For most Christians when baptism is mentioned in the Bible, we assume it’s a baptism of water. Since this isn’t always the case (as we talked about in Part 1 of this series), then when the word “baptism” is mentioned it might not always mean water baptism.
In Acts 1:4-5 Jesus spoke to His disciples telling them they would receive a baptism, “you have heard from Me; for John truly baptized with water, but you shall be baptized with the Holy Spirit not many days from now.”
On the Day of Pentecost this baptism happens. Acts 2:1-4 “…And suddenly there came a sound from heaven, as of a rushing mighty wind, and it filled the whole house where they were sitting. Then there appeared to them divided tongues, as of fire, and one sat upon each of them.

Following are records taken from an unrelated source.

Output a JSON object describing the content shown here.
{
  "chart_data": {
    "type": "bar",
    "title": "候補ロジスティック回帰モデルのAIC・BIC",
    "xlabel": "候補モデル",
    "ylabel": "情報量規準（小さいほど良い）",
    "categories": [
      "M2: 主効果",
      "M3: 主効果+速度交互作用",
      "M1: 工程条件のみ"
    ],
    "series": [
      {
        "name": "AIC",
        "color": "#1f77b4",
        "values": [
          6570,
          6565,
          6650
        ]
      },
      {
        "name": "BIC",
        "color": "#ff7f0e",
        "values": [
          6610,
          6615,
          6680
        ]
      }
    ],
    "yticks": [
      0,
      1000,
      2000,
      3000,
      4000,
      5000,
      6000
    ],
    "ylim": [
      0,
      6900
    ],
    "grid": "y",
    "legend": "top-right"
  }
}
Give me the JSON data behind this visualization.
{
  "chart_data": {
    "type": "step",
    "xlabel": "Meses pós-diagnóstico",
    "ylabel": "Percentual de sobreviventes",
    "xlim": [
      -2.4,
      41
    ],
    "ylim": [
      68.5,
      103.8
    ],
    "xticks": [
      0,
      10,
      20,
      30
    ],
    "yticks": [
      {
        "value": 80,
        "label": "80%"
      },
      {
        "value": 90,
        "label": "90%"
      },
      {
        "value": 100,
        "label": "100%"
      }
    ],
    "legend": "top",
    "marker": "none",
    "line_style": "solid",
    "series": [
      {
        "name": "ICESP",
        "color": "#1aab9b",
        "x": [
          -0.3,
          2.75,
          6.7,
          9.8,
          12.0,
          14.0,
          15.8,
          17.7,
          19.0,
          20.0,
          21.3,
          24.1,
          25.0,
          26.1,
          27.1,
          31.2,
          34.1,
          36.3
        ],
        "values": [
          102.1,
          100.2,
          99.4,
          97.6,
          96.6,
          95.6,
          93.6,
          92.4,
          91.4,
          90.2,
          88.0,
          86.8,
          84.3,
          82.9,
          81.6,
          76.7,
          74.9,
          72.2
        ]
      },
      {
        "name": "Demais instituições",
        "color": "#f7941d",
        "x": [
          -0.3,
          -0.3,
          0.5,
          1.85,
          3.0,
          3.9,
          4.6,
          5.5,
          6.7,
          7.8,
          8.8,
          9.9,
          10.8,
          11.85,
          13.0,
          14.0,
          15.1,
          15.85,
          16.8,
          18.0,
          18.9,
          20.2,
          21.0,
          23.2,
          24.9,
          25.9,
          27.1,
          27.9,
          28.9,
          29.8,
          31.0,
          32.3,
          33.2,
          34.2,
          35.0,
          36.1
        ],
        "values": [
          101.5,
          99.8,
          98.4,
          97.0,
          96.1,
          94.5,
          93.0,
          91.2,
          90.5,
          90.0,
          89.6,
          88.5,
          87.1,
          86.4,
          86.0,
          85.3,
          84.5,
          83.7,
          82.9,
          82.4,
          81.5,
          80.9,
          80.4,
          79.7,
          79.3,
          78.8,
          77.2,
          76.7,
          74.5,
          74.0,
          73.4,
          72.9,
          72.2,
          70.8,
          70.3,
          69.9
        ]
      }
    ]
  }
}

And they were all filled with the Holy Spirit and began to speak with other tongues, as the Spirit gave them utterance.”
Note: There is no water involved in this baptism, and Peter does later, in Acts 11:15-17, identify this moment as a baptism.

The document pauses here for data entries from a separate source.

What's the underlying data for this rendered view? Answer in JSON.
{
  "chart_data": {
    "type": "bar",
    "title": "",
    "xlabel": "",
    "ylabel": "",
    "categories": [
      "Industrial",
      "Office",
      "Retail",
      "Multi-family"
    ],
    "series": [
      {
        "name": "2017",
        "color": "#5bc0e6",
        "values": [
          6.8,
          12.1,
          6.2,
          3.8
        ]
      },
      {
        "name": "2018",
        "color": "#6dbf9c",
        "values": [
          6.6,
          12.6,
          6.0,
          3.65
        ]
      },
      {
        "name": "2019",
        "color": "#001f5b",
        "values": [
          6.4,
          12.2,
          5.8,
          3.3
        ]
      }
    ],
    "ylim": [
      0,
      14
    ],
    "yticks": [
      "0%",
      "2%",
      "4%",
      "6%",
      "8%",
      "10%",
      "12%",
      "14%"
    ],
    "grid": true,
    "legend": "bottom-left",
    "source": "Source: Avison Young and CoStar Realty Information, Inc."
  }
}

What if the baptism that Jesus brings isn’t about an earthly water baptism but rather about a far greater remission (the canceling of a debt) from sin?
1Peter 3:21 “There is also an antitype [to the days of Noah] which now saves us—baptism (not the removal of the filth of the flesh, but the answer of a good conscience toward God), through the resurrection of Jesus Christ…”
Jesus says of Himself, “For this is My blood of the new covenant, which is shed for many for the remission of sins.” Matthew 26:28
John 1:29 “…John [the Baptist] saw Jesus coming toward him, and said, ‘Behold! The Lamb of God who takes away the sin of the world!’” A few verses earlier John also comments that though he (John) was sent by God to baptize with water, God told him that Jesus would “baptize with the Holy Spirit.” John 1:33
Proof of another waterless Holy Spirit baptism like the disciples experienced takes place later in Acts and is identified by Peter as baptism.
In Acts 10:43-48 Peter is preaching to Cornelius, a centurion who feared God with all his household, and Peter says. “‘To [Jesus] all the prophets witness that, through His name, whoever believes in Him will receive remission of sins.’ While Peter was still speaking these words, the Holy Spirit fell upon all those who heard the word….Then Peter answered, ‘Can anyone forbid water, that these should not be baptized who have received the Holy Spirit just as we have?’ And he commanded them to be baptized in the name of the Lord…”
While Peter is recounting this story later in Judea, he says in Acts 11:15-17 “And as I began to speak, the Holy Spirit fell upon them, as upon us at the beginning. Then I remembered the word of the Lord, how He said, ‘John indeed baptized with water, but you shall be baptized with the Holy Spirit.’ If therefore God gave them the same gift as He gave us when we believed on the Lord Jesus Christ, who was I that I could withstand God?”
Note: There was no water involved in them receiving the Holy Spirit, which Peter identifies as a baptism of the Holy Spirit, the same as happened to them. It’s only after this Holy Spirit baptism that Peter then speaks of allowing them to be water baptized.
Challenge: Are we seeking John the Baptist’s baptism or Jesus Christ’s baptism?
(All Scripture, unless otherwise indicated, is taken from the NKJV. Emphasis added.)